Last post I wrote that I was returning to photography, and shooting color. Then I had an email exchange with a friend where I considered my aesthetics related to architecture. I described myself as a modernist and was asked whether I was a contemporary modernist, as in a minimalist, or a modernist as in mid-century modernism. Both, I answered. With architecture, I prefer minimalism and cubism, but with furniture, I’m a mid-century modernist.
What do both modernism and mid-century modernism have in common? An appreciation of clean lines. Especially with furniture, I love elaborate, well-defined lines, and I prefer the mid-century look to industrialism or other schools which appreciate graceful design.

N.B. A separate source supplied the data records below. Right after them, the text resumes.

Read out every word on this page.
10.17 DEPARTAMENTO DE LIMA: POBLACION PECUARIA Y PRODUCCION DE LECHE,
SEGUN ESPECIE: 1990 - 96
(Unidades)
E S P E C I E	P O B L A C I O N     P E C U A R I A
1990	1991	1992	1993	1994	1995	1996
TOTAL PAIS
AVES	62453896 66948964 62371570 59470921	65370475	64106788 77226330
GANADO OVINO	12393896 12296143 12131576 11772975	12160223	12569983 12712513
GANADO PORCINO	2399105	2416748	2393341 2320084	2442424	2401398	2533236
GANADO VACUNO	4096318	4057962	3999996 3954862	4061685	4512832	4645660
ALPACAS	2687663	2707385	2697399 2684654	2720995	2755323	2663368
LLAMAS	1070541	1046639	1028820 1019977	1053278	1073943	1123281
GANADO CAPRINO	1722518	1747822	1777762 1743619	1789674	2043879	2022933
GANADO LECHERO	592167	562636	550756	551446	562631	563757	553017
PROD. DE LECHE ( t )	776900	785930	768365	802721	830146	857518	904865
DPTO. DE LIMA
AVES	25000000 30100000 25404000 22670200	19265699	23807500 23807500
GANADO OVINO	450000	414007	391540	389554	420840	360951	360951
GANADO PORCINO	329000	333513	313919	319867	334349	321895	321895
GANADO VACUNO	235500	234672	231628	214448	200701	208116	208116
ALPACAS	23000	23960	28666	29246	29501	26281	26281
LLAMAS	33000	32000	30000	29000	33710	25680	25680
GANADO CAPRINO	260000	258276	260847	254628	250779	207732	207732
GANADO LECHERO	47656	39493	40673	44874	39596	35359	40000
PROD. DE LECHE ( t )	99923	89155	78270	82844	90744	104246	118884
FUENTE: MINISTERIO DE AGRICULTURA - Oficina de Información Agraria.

That exchange led me to think about what I love about creating photographs. The answer, perhaps apparent now, is a love of clean lines. While I didn’t start out that way, I’ve evolved. My compositions are welded together by the blacks in my images, which is why black and white photography expresses my vision so well. After acknowledging my aesthetic values and while working with images in Lightroom, I realized that I needed to continue shooting black and white. It’s wonderfully fun and inspires my imagination differently (not better or worse, just differently) than color does.
One image that has inspired my imagination is Humboldt Lagoons State Park, CA, 2018 which I took on my way home from a trip through California. I’d left Eureka earlier in the morning, where my car was still wet from the late-night rain. Highway 1 was bathed by the beautiful dawn light as the sun was coming over the earth’s brow. The clouds glowed orange in the lagoon's water as I drove by. By the time I returned to take a picture, the sun had risen too high, and the orange reflections had disappeared. Nature waits for no one, and images often appear and disappear within moments. I continued north and came across a pullout that overlooks the sandy beach separating the Pacific Ocean and lagoon. The clouds hung in the air like grazing sheep, waiting for me to take their photograph. There was a slight wind and, as always, I delighted in the smell of salt in the air, and the sound of the waves hitting the shore.
Afterward, I continued on my way to Portland.